BY HOWARD CAMPBELL—
Observer senior writer—
David Hinds of British band Steel Pulse is calling for reggae’s history to be taught in Jamaican schools. The singer/songwriter says it is a shame that foreigners know more about the country’s music than Jamaican youth.
“Mighty Crown and David Rodigan are teaching people about Jamaican music. You talk to di youths out there now and all they know about is Vybz Kartel and Popcaan; they know nothing about the elders,” Hinds told the Jamaica Observer.
Mighty Crown from Japan is arguably the top sound system in the world, while Rodigan, a white Briton, is an authority on dancehall culture. Both tour the globe and play to packed venues.
Hinds, whose parents are Jamaican, said reggae must be part of the Jamaican school curriculum given its international appeal.
“Usain Bolt is great but with all due respect, he came later. It’s reggae that put Jamaica on the map,” he stated.
Hinds said Jamaicans have long had an indifferent relationship with the music they created. He recalls staying at the Jamaica Pegasus on his first trip to Kingston in 1983, and going to a club on the hotel’s top floor.
The 63-year-old Hinds was born in Handsworth, in the British Midlands. His parents, Charles and Ruby Hinds, are from Walkerswood and Bromley Hill, St Ann, respectively.

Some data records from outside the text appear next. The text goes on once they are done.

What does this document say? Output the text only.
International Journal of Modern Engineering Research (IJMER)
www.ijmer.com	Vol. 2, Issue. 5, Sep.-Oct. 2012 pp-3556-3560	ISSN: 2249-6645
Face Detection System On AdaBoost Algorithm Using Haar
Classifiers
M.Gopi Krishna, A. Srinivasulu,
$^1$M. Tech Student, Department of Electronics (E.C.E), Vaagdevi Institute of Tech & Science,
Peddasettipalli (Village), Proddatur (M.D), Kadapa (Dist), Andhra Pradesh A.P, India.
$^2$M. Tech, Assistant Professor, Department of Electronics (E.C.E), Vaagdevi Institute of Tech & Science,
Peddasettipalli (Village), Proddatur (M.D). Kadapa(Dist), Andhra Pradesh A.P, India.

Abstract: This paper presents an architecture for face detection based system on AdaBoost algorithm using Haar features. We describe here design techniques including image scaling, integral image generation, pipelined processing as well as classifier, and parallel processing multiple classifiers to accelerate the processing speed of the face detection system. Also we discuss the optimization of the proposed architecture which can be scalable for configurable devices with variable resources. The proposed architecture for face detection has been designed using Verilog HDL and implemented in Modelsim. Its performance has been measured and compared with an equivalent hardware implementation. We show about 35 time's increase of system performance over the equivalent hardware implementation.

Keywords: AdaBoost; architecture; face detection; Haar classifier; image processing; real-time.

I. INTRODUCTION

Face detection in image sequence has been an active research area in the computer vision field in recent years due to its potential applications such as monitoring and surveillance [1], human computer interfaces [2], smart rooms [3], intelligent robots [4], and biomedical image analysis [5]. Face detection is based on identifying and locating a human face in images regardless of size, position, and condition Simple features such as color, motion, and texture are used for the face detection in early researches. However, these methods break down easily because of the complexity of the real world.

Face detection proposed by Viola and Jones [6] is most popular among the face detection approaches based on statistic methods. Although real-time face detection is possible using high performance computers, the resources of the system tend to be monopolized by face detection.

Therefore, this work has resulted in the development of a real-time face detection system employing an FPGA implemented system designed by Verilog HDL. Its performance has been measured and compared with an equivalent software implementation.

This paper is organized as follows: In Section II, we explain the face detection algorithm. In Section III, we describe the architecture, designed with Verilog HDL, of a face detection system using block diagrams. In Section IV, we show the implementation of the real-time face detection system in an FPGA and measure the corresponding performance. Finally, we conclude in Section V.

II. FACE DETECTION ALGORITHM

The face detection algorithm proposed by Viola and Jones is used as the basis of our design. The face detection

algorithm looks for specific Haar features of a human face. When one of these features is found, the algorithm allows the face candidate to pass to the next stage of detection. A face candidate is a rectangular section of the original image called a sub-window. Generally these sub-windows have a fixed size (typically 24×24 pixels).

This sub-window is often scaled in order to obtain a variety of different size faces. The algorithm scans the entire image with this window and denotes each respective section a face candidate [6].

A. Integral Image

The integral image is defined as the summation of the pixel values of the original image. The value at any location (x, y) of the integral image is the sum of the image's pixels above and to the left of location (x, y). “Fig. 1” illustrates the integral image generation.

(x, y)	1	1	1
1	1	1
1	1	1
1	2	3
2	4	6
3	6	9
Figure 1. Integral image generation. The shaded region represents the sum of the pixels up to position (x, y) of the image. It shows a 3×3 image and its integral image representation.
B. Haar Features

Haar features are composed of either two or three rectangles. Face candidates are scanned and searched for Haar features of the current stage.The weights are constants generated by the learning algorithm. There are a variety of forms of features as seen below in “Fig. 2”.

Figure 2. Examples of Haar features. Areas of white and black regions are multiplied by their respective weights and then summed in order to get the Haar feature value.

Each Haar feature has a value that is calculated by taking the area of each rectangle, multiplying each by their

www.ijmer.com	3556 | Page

He said as a black youth in the United Kingdom, they made sure he knew everything about Jamaica.
“It was part of the culture in my household,” he said.
Steel Pulse was part of the first-generation, black British reggae acts that emerged during the 1970s, when minorities in the UK fought against racial discrimination. Aswad, Misty In Roots and Capital Letters are some of their contemporaries.
The band is known for several outstanding albums such as Handsworth Revolution, True Democracy and Earth Crisis. In 1987, they won the Grammy Award for Best Reggae Album with Babylon The Bandit.
Steel Pulse are nominated in that category for Mass Manipulation at next year’s Grammy Awards.